Before you opt for a long-term CD, it’s a good idea to start with a shorter-term CD first. This will give you firsthand experience with putting your money off-limits for a defined period of time. You can get a short-term CD for 9 months, 6 months, or even 3 months.

Frequently Asked Questions

Is a 6-Month CD Worth It?

Possibly. If you have a short-term savings goal, like paying taxes in six months or a down payment on a car, then a 6-month CD could make sense.

It will take the cash out of play, and remove any temptation to spend those funds. But when selecting a 6-month CD, consider the interest rates, any fees, opening deposit requirements, and any penalties for early withdrawal.

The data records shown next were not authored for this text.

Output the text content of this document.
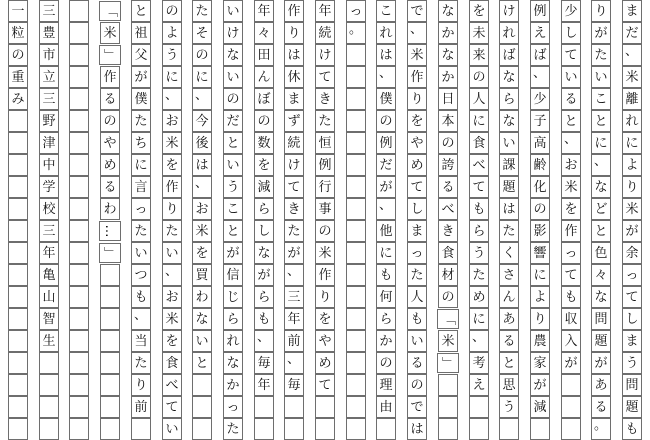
ま
だ
、
米
離
れ
に
よ
り
米
が
余
っ
て
し
ま
う
問
題
も
り
が
た
い
こ
と
に
、
な
ど
と
色
々
な
問
題
が
あ
る
。
少
し
て
い
る
と
、
お
米
を
作
っ
て
も
収
入
が
例
え
ば
、
少
子
高
齢
化
の
影
響
に
よ
り
農
家
が
減
け
れ
ば
な
ら
な
い
課
題
は
た
く
さ
ん
あ
る
と
思
う
を
未
来
の
人
に
食
べ
て
も
ら
う
た
め
に
、
考
え
な
か
な
か
日
本
の
誇
る
べ
き
食
材
の
「
米
」
で
、
米
作
り
を
や
め
て
し
ま
っ
た
人
も
い
る
の
で
は
こ
れ
は
、
僕
の
例
だ
が
、
他
に
も
何
ら
か
の
理
由
っ
。
年
続
け
て
き
た
恒
例
行
事
の
米
作
り
を
や
め
て
作
り
は
休
ま
ず
続
け
て
き
た
が
、
三
年
前
、
毎
年
々
田
ん
ぼ
の
数
を
減
ら
し
な
が
ら
も
、
毎
年
い
け
な
い
の
だ
と
い
う
こ
と
が
信
じ
ら
れ
な
か
っ
た
た
そ
の
に
、
今
後
は
、
お
米
を
買
わ
な
い
と
の
よ
う
に
、
お
米
を
作
り
た
い
、
お
米
を
食
べ
て
い
と
祖
父
が
僕
た
ち
に
言
っ
た
い
つ
も
、
当
た
り
前
「
米
」
作
る
の
や
め
る
わ
…
」
三
豊
市
立
三
野
津
中
学
校
三
年
亀
山
智
生
一
粒
の
重
み
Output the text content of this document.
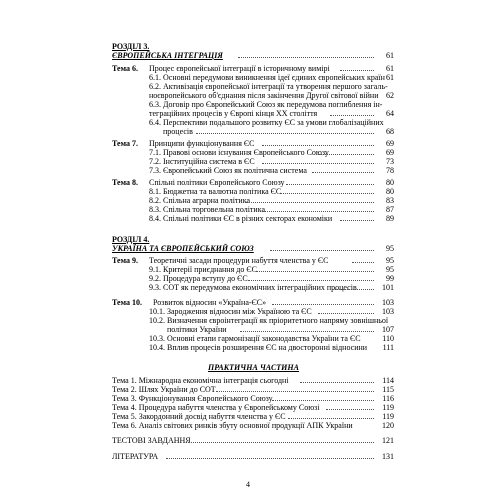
РОЗДІЛ 3.
ЄВРОПЕЙСЬКА ІНТЕГРАЦІЯ	61
Тема 6. Процес європейської інтеграції в історичному вимірі	61
6.1. Основні передумови виникнення ідеї єдиних європейських країн 61
6.2. Активізація європейської інтеграції та утворення першого загаль-
ноєвропейського об'єднання після закінчення Другої світової війни 62
6.3. Договір про Європейський Союз як передумова поглиблення ін-
теграційних процесів у Європі кінця ХХ століття	64
6.4. Перспективи подальшого розвитку ЄС за умови глобалізаційних
процесів	68
Тема 7. Принципи функціонування ЄС	69
7.1. Правові основи існування Європейського Союзу	69
7.2. Інституційна система в ЄС	73
7.3. Європейський Союз як політична система	78
Тема 8. Спільні політики Європейського Союзу	80
8.1. Бюджетна та валютна політика ЄС	80
8.2. Спільна аграрна політика	83
8.3. Спільна торговельна політика	87
8.4. Спільні політики ЄС в різних секторах економіки	89
РОЗДІЛ 4.
УКРАЇНА ТА ЄВРОПЕЙСЬКИЙ СОЮЗ	95
Тема 9. Теоретичні засади процедури набуття членства у ЄС	95
9.1. Критерії приєднання до ЄС	95
9.2. Процедура вступу до ЄС	99
9.3. СОТ як передумова економічних інтеграційних процесів	101
Тема 10. Розвиток відносин «Україна-ЄС»	103
10.1. Зародження відносин між Україною та ЄС	103
10.2. Визначення євроінтеграції як пріоритетного напряму зовнішньої
політики України	107
10.3. Основні етапи гармонізації законодавства України та ЄС	110
10.4. Вплив процесів розширення ЄС на двосторонні відносини	111
ПРАКТИЧНА ЧАСТИНА
Тема 1. Міжнародна економічна інтеграція сьогодні	114
Тема 2. Шлях України до СОТ	115
Тема 3. Функціонування Європейського Союзу	116
Тема 4. Процедура набуття членства у Європейському Союзі	119
Тема 5. Закордонний досвід набуття членства у ЄС	119
Тема 6. Аналіз світових ринків збуту основної продукції АПК України	120
ТЕСТОВІ ЗАВДАННЯ	121
ЛІТЕРАТУРА	131
4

If you do open a 6-month CD, make sure to not lock up all your cash for the time period. Keep some funds on hand in case of any emergency.

Can I Get Monthly Income from a CD?

Most certificates of deposit will earn interest daily or monthly, but some pay interest quarterly or yearly. It depends on the compounding frequency of your CD.

And while you can generate income in the sense that it’s money earned on a regular basis through an investment, you probably can’t earn enough income to live off of.

A $100K CD with a high 5.50% APY, for example, would generate $5,500 a year. This amount of interest is a nice sum but not a quit-your-job kind of money.

Can You Lose Money on a 1-Year CD?

For most consumers, you can’t lose money on a 1-year certificate of deposit. This is because a CD account is generally purchased at a bank or a credit union, there’s a guaranteed return, and the funds are safely held until their maturity date.

Deposits at a bank or credit union, up to $250K, are protected through insurance by the FDIC or NCUA. For this reason, CDs are considered very low-risk.

However, you could lose money on a bank CD if you were to withdraw funds before their maturity date or the end of the CD’s terms. When opening a CD, be sure to review any early withdrawal penalties. This is why a no-penalty, NCUA, or FDIC insured, may be your safest option.

You could also lose money through potential lost earnings in other investments. CD rates are fixed for a set period of time. If you open up a 5.25% APY CD for one year, but money market account (MMA) rates go up to 5.75%, you could be missing out.

You can minimize this risk by laddering several types of CDs that will mature at different timeframes. A CD ladder ensures you can take advantage of any rising interest rates and also have regular access to cash funds.

How Much Does a $10,000 CD Make in 5 Years?

While many 1-year CDs pay a 5.50% APY, you can find competitive 5-year CDs paying an annual percentage yield of 4.5% interest or higher.

So if you purchased a 5-year CD for $10,000 with a 4.5% APY, it would be worth $12,462 after five years. Through annual interest, your $10,000 would earn $2,462 in 5 years with compound interest.

Bottom Line

A $10,000 CD could make over $500 in a year, depending on the APY of the CD you choose to go with. But the funds will be locked up for a year. This means you may still need a separate rainy day fund in case of an emergency because if you take out funds early from a CD you could lose money from early withdrawal penalties.

Examine your spending habits, savings goals, and other sources of emergency fund cash before selecting a CD, money market account, high-yield savings account, or other savings vehicles.